Al niño-chaval cuya entidad vital aquí se reconstruye no se le da mi nombre. Se le llama Azulejo —apelación que tiene un real origen biográfico— porque es una manera razonable de alejarle de mi yopresente como un otro-yo que fue y ya no es, ¡o ya no soy! Un sentimiento de íntima sospecha me inducía a no dar por real y efectiva una identidad que, ya lo he dicho, siento como algo bastante fantasmal. Así podía hablar más libre y verazmente de ese otro-yo ya inexistente. Sólo en la primera parte de este relato, la titulada Conversación con Azulejo, aparecen juntos ambos existentes, el yo-pasado y el yo-presente, como si pudieran comunicarse directamente. Pero es, ya se dice, un “sueño de una tarde de primavera”, libre reconstrucción de un imposible por la imaginación.

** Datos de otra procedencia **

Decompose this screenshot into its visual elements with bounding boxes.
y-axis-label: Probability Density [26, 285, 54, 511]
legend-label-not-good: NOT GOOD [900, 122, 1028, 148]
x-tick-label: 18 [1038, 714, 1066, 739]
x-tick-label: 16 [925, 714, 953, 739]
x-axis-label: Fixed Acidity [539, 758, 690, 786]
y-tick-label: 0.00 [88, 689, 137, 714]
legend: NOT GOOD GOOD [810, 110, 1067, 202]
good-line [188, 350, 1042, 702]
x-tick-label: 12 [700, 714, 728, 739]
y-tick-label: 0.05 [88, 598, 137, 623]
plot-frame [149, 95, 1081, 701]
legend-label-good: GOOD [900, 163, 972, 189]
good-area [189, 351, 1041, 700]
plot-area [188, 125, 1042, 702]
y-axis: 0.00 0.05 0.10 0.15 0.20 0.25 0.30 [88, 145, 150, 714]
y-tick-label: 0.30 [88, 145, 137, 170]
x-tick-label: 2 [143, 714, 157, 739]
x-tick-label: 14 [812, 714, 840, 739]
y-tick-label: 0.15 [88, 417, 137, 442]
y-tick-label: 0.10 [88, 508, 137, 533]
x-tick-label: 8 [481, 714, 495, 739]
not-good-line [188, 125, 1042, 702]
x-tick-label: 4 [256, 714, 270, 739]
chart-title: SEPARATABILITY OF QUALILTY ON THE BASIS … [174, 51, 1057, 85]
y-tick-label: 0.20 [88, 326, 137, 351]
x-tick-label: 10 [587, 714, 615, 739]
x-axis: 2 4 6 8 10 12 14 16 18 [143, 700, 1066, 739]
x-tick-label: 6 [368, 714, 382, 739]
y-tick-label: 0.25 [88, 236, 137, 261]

El título del libro indica con precisión a qué época remiten estos relatos: los años treinta y primeros cuarenta del pasado siglo. En el centro de todo ese periodo está lo que aquí se llama la Gran Tormenta, a saber la guerra civil que se califica más propiamente de guerra incivil, porque lo fue, incivil, para el chicuelo Azulejo y su familia y, claro es, para varias generaciones de españoles hasta los comienzos del presente siglo. El infantil protagonista pertenecía a una familia republicana, parte de ese bando que suele llamarse de los vencidos —aunque el yo-presente que esto escribe tiene la convicción profunda de que todos los españoles, de uno y otro bando, fueron vencidos en esa incivil guerra por la violencia, el terror y el devastador silencio de casi medio siglo. Y sólo con la muerte del mediocre dictador que hizo posible esa universal derrota española empezó lenta y trabajosamente a borrar la España viva una derrota y una victoria de las que aun quedan, ay, rescoldos en demasiados corazones. Incluido, es honrado reconocerlo, en el de quien esto escribe, que de todos modos desea ardientemente que esos restos del incendio se apaguen definitivamente. Pero sin olvidar los horrores, todos los horrores, para que nunca más se repitan.